The director of the Red Cross has revealed that $11 million of the money donated to the Australian bush fire relief fund won't go to victims.
So far around $115m has been donated to the charity, but nearly 10 per cent of that will go into "administrative costs".
Director Noel Clements has been in the firing line following the revelations, with claims the charity has been stockpiling funds to dish out for future disasters.
Overnight, Clements explained where the money would go.
"So that's to basically do the work we are doing at the moment in processing the applications. It is to make sure we are meeting legal requirements, to make sure we are actually able to process applications as quickly as we can," he told The Today Show.
"We have teams calling people to support them with those applications, it is that essential cost."
He said, however, they don't expect to spend close to the $10m that's been allocated.
Despite the backlash, Clements said they aren't stockpiling the funds for future disasters.
"This is for bush fires, this is not holding back for any other disasters.
"Keep in mind there are people who will need to rebuild and there are people who will need support for that, we want funds to be able to do that."

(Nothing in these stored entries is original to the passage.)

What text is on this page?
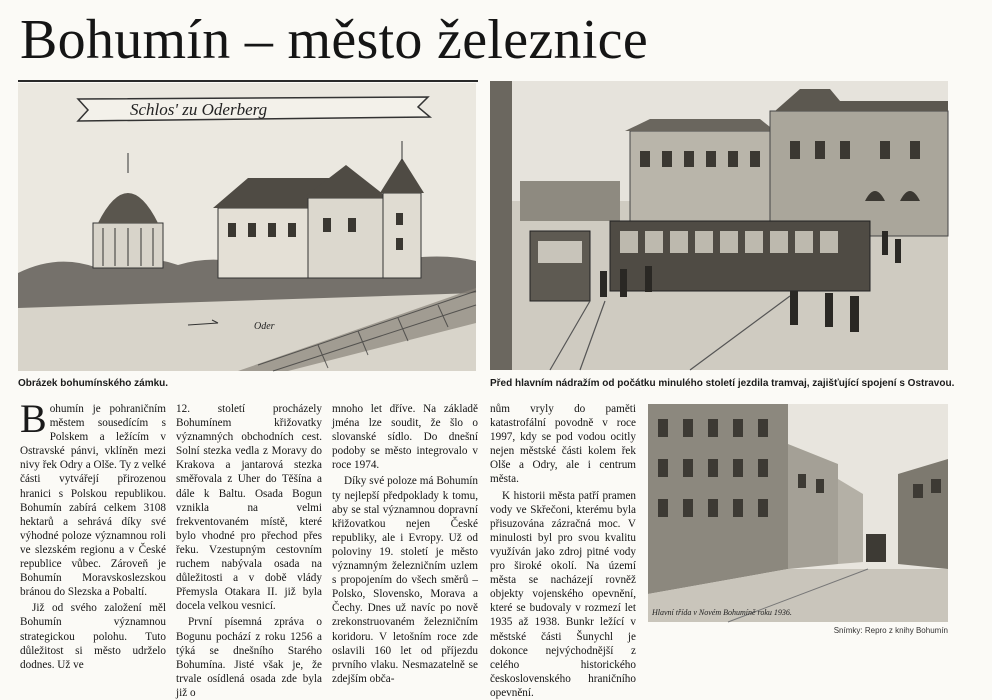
Bohumín – město železnice
Schlos' zu Oderberg
Oder
Obrázek bohumínského zámku.	Před hlavním nádražím od počátku minulého století jezdila tramvaj, zajišťující spojení s Ostravou.

Bohumín je pohraničním městem sousedícím s Polskem a ležícím v Ostravské pánvi, vklíněn mezi nivy řek Odry a Olše. Ty z velké části vytvářejí přirozenou hranici s Polskou republikou. Bohumín zabírá celkem 3108 hektarů a sehrává díky své výhodné poloze významnou roli ve slezském regionu a v České republice vůbec. Zároveň je Bohumín Moravskoslezskou bránou do Slezska a Pobaltí.

Již od svého založení měl Bohumín významnou strategickou polohu. Tuto důležitost si město udrželo dodnes. Už ve

12. století procházely Bohumínem křižovatky významných obchodních cest. Solní stezka vedla z Moravy do Krakova a jantarová stezka směřovala z Uher do Těšína a dále k Baltu. Osada Bogun vznikla na velmi frekventovaném místě, které bylo vhodné pro přechod přes řeku. Vzestupným cestovním ruchem nabývala osada na důležitosti a v době vlády Přemysla Otakara II. již byla docela velkou vesnicí.

První písemná zpráva o Bogunu pochází z roku 1256 a týká se dnešního Starého Bohumína. Jisté však je, že trvale osídlená osada zde byla již o

mnoho let dříve. Na základě jména lze soudit, že šlo o slovanské sídlo. Do dnešní podoby se město integrovalo v roce 1974.

Díky své poloze má Bohumín ty nejlepší předpoklady k tomu, aby se stal významnou dopravní křižovatkou nejen České republiky, ale i Evropy. Už od poloviny 19. století je město významným železničním uzlem s propojením do všech směrů – Polsko, Slovensko, Morava a Čechy. Dnes už navíc po nově zrekonstruovaném železničním koridoru. V letošním roce zde oslavili 160 let od příjezdu prvního vlaku. Nesmazatelně se zdejším obča-

nům vryly do paměti katastrofální povodně v roce 1997, kdy se pod vodou ocitly nejen městské části kolem řek Olše a Odry, ale i centrum města.

K historii města patří pramen vody ve Skřečoni, kterému byla přisuzována zázračná moc. V minulosti byl pro svou kvalitu využíván jako zdroj pitné vody pro široké okolí. Na území města se nacházejí rovněž objekty vojenského opevnění, které se budovaly v rozmezí let 1935 až 1938. Bunkr ležící v městské části Šunychl je dokonce nejvýchodnější z celého historického československého hraničního opevnění.

Hlavní třída v Novém Bohumíně roku 1936.
Snímky: Repro z knihy Bohumín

So far only 700 grants have been processed, leaving many more waiting to be cleared.
Volunteers are working hard to ensure the applications are done quickly and correctly, but many of the donations are from remote areas.
As of Wednesday, $30m of the Disaster Relief and Recovery Fund had been allocated to the victims, but many have said they haven't received any money.
NSW resident Robert Gorringe, who was hit by the bush fires, has been left out of the donations thus far and feels the Red Cross isn't sticking to its promises.
"They've made a lot of promises that they're going to this, that and the other, but I've received nothing," Gorringe told 7 News.
The Red Cross released a statement saying its bush fire relief funds will be drip fed out to ravaged communities over the next three years through "tailored recovery programmes".